Anyama is interesting in that not only is it a tropical forest, but it is also a wet tropical forest. Because we don’t have a rainfall proxy, we cannot say the site was specifically a rainforest when people were living there 150,000 years ago, but our biomarker, pollen, and phytolith data all suggest that the area had ecological elements of rainforests, riparian forests, and swamp forests. This information means humans adapted to these types of environments much earlier in our evolutionary history than previously thought and shows that our species has been incredibly adaptable to a range of biomes; this characteristic is likely why we’ve been so successful as a species.

RELATED ARTICLE: Study uses plant waxes to observe climate, environmental changes in rock shelter

What other interesting or surprising findings did you and fellow researchers uncover? 

Most human evolutionary research has been conducted in eastern and southern Africa because the tropical forests of west and central Africa have always been seen as barriers to human habitation. Tropical forests are hard to navigate even today, and the density of plants makes it challenging to locate archaeological sites. Also, bones do not tend to fossilize in forest environments because the soils are usually too acidic and break down bones before they can fossilize. However, this is not an issue for stone tools. This research shows that we need to invest time and resources into exploring tropical forests for additional archaeological sites; these habitats could provide valuable insight into our evolution and the environmental factors that influenced the biological and cultural evolution of early populations of Homo sapiens and our evolutionary ancestors. 

What additional research questions has this research prompted? 

This study certainly opens the door for more research questions: How far back in time did humans first start living in wet tropical forest environments? Was this an adaptation that only Homo sapiens developed, or did earlier species like Homo erectus or Homo heidelbergensis also have the ability to live in tropical forests? Was the site a rainforest? Where else might we find archaeological sites in tropical forest regions?  

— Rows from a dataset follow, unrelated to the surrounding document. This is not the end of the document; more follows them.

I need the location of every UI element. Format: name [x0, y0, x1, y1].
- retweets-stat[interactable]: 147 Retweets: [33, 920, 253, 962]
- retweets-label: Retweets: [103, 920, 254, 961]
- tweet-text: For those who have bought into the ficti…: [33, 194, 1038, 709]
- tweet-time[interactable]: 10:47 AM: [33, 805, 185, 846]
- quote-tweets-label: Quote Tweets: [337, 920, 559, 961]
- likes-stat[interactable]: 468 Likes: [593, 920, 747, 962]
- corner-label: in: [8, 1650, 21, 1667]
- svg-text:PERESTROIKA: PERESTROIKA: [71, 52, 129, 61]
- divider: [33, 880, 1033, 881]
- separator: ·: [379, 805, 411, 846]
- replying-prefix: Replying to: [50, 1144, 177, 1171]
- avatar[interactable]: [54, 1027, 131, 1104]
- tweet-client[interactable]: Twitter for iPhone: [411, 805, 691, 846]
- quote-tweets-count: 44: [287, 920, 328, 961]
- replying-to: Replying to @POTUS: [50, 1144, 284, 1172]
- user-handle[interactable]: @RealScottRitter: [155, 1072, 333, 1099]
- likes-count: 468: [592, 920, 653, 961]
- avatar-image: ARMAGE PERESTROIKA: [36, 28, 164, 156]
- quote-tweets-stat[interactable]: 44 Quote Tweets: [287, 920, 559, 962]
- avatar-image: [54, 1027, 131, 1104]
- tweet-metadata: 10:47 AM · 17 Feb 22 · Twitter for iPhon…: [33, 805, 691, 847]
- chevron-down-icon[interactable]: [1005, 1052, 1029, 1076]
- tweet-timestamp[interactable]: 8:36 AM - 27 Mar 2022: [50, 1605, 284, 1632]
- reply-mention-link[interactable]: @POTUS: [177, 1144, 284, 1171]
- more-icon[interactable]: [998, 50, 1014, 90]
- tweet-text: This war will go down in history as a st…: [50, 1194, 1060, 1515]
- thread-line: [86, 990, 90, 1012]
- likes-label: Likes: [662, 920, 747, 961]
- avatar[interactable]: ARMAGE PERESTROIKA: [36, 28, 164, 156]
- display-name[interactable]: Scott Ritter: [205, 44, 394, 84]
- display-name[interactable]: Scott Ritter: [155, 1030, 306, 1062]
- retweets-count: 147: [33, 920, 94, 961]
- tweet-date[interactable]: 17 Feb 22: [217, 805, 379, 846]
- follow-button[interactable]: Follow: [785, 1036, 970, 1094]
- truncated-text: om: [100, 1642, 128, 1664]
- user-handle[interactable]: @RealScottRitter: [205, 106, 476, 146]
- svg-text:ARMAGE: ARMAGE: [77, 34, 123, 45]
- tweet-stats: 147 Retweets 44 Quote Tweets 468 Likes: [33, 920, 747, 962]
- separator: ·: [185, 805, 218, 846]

I had several Bryant students help with sample preparation when doing this study. If any students are interested in human evolution or environmental reconstruction, I’m always happy to train them in various laboratory procedures and work alongside them in the lab. Unfortunately, the Anyama area was destroyed by mining and the sites can no longer be accessed. There still are, however, a lot of collected archaeological and environmental samples that are stored and can be studied.